MATCH (u:USER {steamid: $user_id})
MATCH (a:APP {appid: $game_id})
MERGE (u)-[:PURCHASED {timestamp: $timestamp}]->(a)
""", user_id=user_id, game_id=game_id, timestamp=timestamp)
Development and Testing
- Frequent schema changes
- Small dataset iterations
- Need for immediate feedback
Incremental Data Pipeline
- Daily/hourly updates to existing database
- Mixed inserts, updates, and deletes
- Maintaining referential integrity
Use Bulk CSV Import When:
Initial Database Population
# Example: Historical data migration
make pg_neo_bulk_import # Complete 50M record database in 6 minutes
Disaster Recovery
- Complete database reconstruction
- Data center migrations
- Performance baseline establishment
Data Warehouse Integration
- Periodic bulk updates (weekly/monthly)
- ETL pipeline integration
- Maximum throughput requirements
Advanced Optimisation Techniques
Parallel Processing Strategies
Transaction-Based Parallelisation:
# Parallel processing by entity type
import concurrent.futures
def parallel_import():
with concurrent.futures.ThreadPoolExecutor(max_workers=3) as executor:
futures = [
executor.submit(transfer_users),
executor.submit(transfer_games),
executor.submit(transfer_groups)
]
# Wait for all entity types to complete before relationships
concurrent.futures.wait(futures)
# Relationships must happen after nodes exist
transfer_relationships()
Bulk Import Parallelisation:
# CSV generation in parallel
pg_to_csv users.sql users.csv &
pg_to_csv games.sql games.csv &
pg_to_csv groups.sql groups.csv &
wait
# Neo4j admin import handles internal parallelisation
neo4j-admin database import full --threads=8
Conclusion: Import Strategy as Competitive Advantage
Data import strategy directly impacts machine learning iteration speed and system reliability. The wrong choice costs hours in each development cycle and creates operational fragility.

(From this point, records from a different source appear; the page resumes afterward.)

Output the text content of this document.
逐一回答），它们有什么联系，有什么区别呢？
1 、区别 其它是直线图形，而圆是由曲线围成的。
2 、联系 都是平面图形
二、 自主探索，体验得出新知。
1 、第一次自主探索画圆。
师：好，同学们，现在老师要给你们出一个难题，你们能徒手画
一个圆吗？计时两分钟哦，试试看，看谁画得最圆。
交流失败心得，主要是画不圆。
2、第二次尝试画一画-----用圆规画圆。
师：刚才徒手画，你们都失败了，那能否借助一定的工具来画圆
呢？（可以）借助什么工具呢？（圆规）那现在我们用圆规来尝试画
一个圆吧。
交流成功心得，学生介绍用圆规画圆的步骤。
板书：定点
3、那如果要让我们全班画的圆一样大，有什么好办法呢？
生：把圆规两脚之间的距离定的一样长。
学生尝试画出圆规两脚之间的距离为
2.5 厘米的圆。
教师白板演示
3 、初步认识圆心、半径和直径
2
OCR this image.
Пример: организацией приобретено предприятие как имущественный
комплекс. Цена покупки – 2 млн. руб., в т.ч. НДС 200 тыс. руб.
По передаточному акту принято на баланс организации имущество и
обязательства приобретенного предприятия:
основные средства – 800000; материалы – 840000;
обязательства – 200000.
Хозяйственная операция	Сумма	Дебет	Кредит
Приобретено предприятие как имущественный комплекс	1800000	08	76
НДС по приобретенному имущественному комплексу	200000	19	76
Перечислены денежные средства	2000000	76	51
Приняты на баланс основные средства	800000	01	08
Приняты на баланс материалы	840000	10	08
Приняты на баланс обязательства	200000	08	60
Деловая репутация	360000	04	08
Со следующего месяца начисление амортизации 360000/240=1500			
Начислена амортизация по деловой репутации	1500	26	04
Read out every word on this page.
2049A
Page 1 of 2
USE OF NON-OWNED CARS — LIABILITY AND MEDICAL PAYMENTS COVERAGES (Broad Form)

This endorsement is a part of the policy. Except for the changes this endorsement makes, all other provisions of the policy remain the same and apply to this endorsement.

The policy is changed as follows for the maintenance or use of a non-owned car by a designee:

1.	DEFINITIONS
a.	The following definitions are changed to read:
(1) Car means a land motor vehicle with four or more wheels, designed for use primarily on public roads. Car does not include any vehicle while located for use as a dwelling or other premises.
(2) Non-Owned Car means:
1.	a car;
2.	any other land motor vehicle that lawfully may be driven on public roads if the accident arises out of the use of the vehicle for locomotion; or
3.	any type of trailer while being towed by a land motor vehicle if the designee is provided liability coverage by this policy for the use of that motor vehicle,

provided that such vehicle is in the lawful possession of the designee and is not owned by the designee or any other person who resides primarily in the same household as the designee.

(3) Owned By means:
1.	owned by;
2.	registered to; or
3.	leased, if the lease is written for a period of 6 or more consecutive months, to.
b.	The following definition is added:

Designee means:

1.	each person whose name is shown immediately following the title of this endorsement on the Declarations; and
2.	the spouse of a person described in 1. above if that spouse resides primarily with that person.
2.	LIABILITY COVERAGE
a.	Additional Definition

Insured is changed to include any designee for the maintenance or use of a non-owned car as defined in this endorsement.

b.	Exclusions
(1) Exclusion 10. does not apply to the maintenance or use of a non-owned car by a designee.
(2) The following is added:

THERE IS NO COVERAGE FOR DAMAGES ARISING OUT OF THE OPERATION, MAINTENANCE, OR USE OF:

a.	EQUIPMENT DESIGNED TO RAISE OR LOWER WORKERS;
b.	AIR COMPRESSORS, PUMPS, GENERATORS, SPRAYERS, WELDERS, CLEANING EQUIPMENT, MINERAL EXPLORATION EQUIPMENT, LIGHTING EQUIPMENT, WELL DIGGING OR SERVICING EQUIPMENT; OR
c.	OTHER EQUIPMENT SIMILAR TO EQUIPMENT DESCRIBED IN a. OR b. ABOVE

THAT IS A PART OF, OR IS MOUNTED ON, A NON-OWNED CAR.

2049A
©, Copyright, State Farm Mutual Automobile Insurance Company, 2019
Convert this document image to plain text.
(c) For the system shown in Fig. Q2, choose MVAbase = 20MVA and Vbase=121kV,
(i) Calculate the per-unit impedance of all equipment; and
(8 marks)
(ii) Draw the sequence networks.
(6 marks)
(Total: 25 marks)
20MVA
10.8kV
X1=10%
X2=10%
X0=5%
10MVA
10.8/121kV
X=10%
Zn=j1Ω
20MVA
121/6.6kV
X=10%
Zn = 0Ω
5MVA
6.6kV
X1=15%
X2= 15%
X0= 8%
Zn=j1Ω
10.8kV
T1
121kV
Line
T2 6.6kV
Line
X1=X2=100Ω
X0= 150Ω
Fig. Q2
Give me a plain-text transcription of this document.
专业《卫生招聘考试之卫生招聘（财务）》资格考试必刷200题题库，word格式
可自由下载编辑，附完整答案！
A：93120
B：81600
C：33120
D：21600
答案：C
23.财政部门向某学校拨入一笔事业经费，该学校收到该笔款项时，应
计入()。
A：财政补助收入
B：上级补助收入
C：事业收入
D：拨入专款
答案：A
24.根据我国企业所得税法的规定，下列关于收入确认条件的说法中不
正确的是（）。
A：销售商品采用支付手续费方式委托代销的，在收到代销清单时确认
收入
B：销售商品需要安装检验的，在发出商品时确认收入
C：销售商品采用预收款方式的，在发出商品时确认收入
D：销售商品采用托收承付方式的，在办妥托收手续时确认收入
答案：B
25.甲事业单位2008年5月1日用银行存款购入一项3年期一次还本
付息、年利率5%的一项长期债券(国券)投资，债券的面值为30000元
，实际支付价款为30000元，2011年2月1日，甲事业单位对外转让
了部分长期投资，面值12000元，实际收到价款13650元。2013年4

Our Neo4j implementation demonstrates that production systems need both approaches:
Transaction-Based Import enables:
- Live system operation during updates
- Granular error recovery and monitoring
- Development iteration speed
- Incremental pipeline integration
Bulk CSV Import enables:
- Maximum throughput for historical data
- Disaster recovery capabilities
- Data warehouse integration
- Performance baseline establishment
The strategic insight: import strategy is feature engineering infrastructure. Fast, reliable data loading enables rapid algorithm experimentation and production ML iteration.
Your data import pipeline becomes your competitive advantage—not just moving data, but enabling the speed of machine learning innovation.
Choose the right approach for each scenario, implement both patterns, and monitor performance religiously. The payoff is measured in deployed models, not just loaded records.